The Yorkshire constabulary is the latest UK police force to urge cycle helmet use despite it not being a legal requirement

-- Update: In response to questions put to the force by the article wording was changed to say the cyclist believed the helmet saved his life, rather than asserting the helmet did save his life.

Humberside Police are the latest British police force urging cyclists to wear helmets despite their use not being a legal requirement in the UK.

The Christmas cycling warning was issued by the Yorkshire force, along with an anecdote about a cyclist whose life was “saved” by a helmet. This follows earlier tweets by Greater Manchester Police staff, including a Chief Constable, which compared not wearing a helmet, which is legal, with not wearing a seatbelt, or speeding, which are illegal.

Paul Kitson, a personal injury lawyer, who specialises in cycle injuries, with Slater and Gordon, calls it “a widely held misconception” that helmets offer good protection to cyclists.

Manchester police say helmetless cyclists are "asking for trouble"

In the Christmas cycling warning Humberside Police issues one paragraph of advice to drivers to give cyclists space when overtaking, before a paragraph on cyclists wearing hi-vis and helmets, using cycle paths and observing the Highway Code.
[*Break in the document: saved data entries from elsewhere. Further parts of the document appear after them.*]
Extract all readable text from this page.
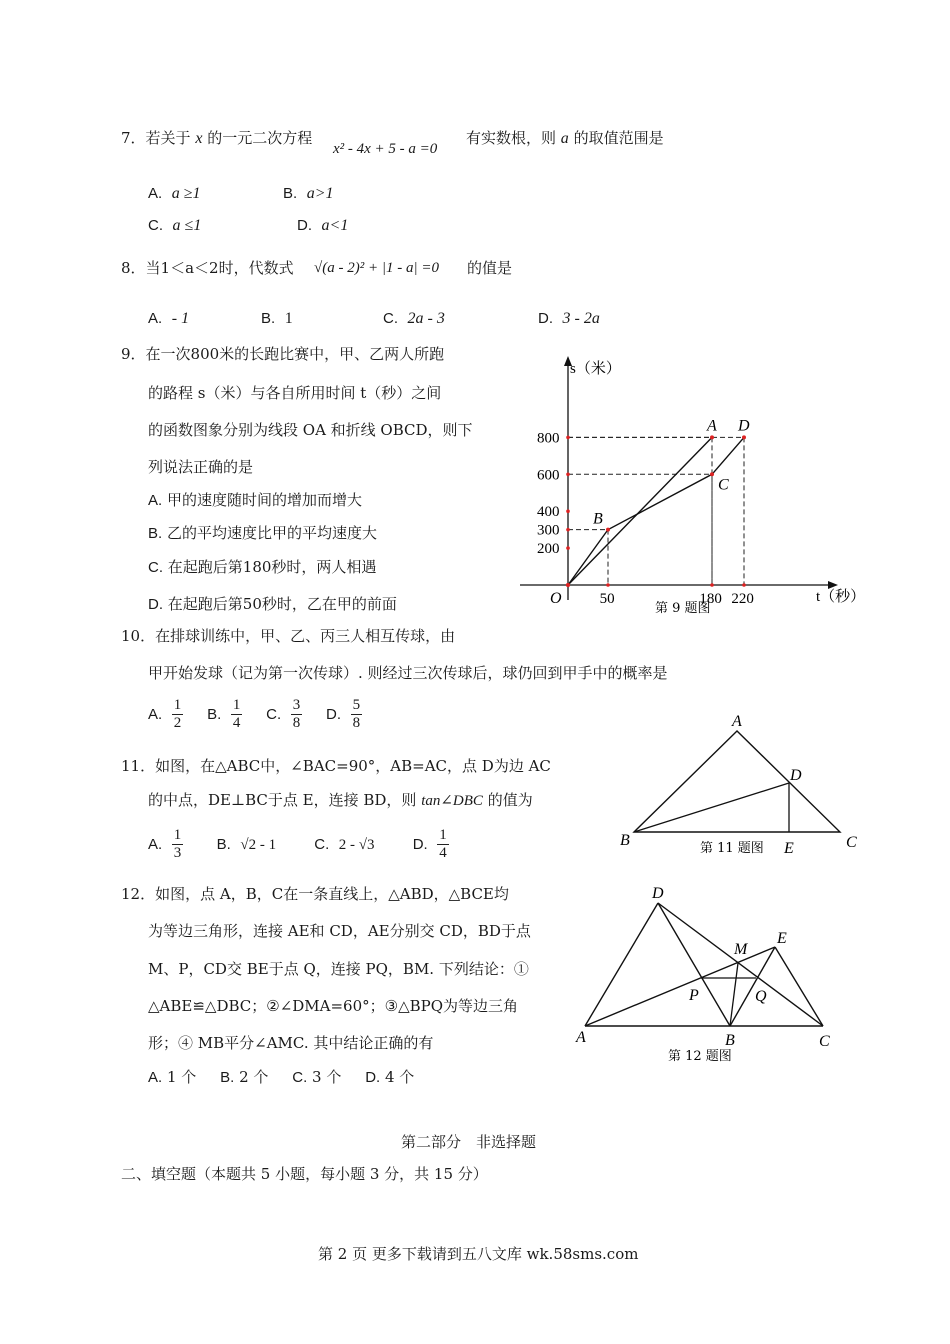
7．若关于 x 的一元二次方程
x² - 4x + 5 - a =0
有实数根，则 a 的取值范围是
A. a ≥1	B. a>1
C. a ≤1	D. a<1
8．当1＜a＜2时，代数式 √(a - 2)² + |1 - a| =0 的值是
A. - 1	B. 1	C. 2a - 3	D. 3 - 2a
9．在一次800米的长跑比赛中，甲、乙两人所跑
的路程 s（米）与各自所用时间 t（秒）之间
的函数图象分别为线段 OA 和折线 OBCD，则下
列说法正确的是
A. 甲的速度随时间的增加而增大
B. 乙的平均速度比甲的平均速度大
C. 在起跑后第180秒时，两人相遇
D. 在起跑后第50秒时，乙在甲的前面
s（米）
t（秒）
O
第 9 题图
200
300
400
600
800
50	180 220
A
B
C
D
10．在排球训练中，甲、乙、丙三人相互传球，由
甲开始发球（记为第一次传球）. 则经过三次传球后，球仍回到甲手中的概率是
A. $\frac{1}{2} B$. $\frac{1}{4} C$. $\frac{3}{8} D$. $\frac{5}{8}$
11．如图，在△ABC中，∠BAC=90°，AB=AC，点 D为边 AC
的中点，DE⊥BC于点 E，连接 BD，则 tan∠DBC 的值为
A. $\frac{1}{3} B$. √2 - 1	C. 2 - √3	D. $\frac{1}{4}$
A
B	C
D
E
第 11 题图
12．如图，点 A，B，C在一条直线上，△ABD，△BCE均
为等边三角形，连接 AE和 CD，AE分别交 CD，BD于点
M、P，CD交 BE于点 Q，连接 PQ，BM. 下列结论：①
△ABE≌△DBC；②∠DMA=60°；③△BPQ为等边三角
形；④ MB平分∠AMC. 其中结论正确的有
A. 1 个 B. 2 个 C. 3 个 D. 4 个
D
A	B	C
E
M
P	Q
第 12 题图
第二部分　非选择题
二、填空题（本题共 5 小题，每小题 3 分，共 15 分）
第 2 页 更多下载请到五八文库 wk.58sms.com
It then gives a five paragraph anecdote about a cyclist, Shaun, who was “involved in a collision” for whom a “cycle helmet saved his life”, with no mention of anyone else involved.
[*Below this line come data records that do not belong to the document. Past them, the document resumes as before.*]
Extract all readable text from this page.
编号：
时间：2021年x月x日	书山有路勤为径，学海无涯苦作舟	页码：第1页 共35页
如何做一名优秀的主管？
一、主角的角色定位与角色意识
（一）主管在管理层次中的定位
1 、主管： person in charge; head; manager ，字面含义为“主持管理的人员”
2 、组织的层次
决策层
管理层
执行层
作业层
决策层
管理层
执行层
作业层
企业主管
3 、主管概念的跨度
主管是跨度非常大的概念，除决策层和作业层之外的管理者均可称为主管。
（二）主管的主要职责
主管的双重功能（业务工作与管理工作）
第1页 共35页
The advice says: “Shaun suffered a broken eye socket, jaw, wrist, facial lacerations and damage to his teeth.  He’s had six plates fitted in his face to repair it.  He wore a helmet – just think what would have happened if he hadn’t.”

Shaun is quoted as saying: “I can only say that the helmet saved my life and I would just like to ask people to think about making sure they buy a helmet with any new bike, it could save their lives.

The police advice continues: “This picture is horrific but Shaun survived, make sure you wear a helmet and stay safe.”

Paul Kitson told it is a commonly held misconception that cycle helmets offer significant protection in crashes.

He said: “Firstly the risk of being knocked off your bike is marginally greater than being hit by a car when going for a walk. Secondly cycle helmets offer little or no protection when the impact speed is in excess of 12 mph. 

“It is a widely held misconception that cycle helmets provide good protection to cyclists.” 

Humberside Police, which posts advice on its Twitter account @humberbeat, also tweeted a graphic image of a man apparently injured in a cycle collision with the words: "On the 10th day of xmas my true love gave to me 10 cycle helmets. He survived-you might not."

On day 11 the account offered advice about keeping your cycle safe from theft. The force is also using Twitter to urge people not to drink and drive over the holiday period.

A Humberside Police spokesperson told the article "focuses on the role of the driver of vehicles in being aware of cycles, as well as cyclist riding appropriately."

"Regardless of what speed the cyclist is travelling it can still assist in keeping cyclist safe so it would seem appropriate to encourage people to buy and wear helmets while riding a cycle."

"Would you advise people not to wear a helmet? If this is the case do you think this is potentially putting cyclist at risk?"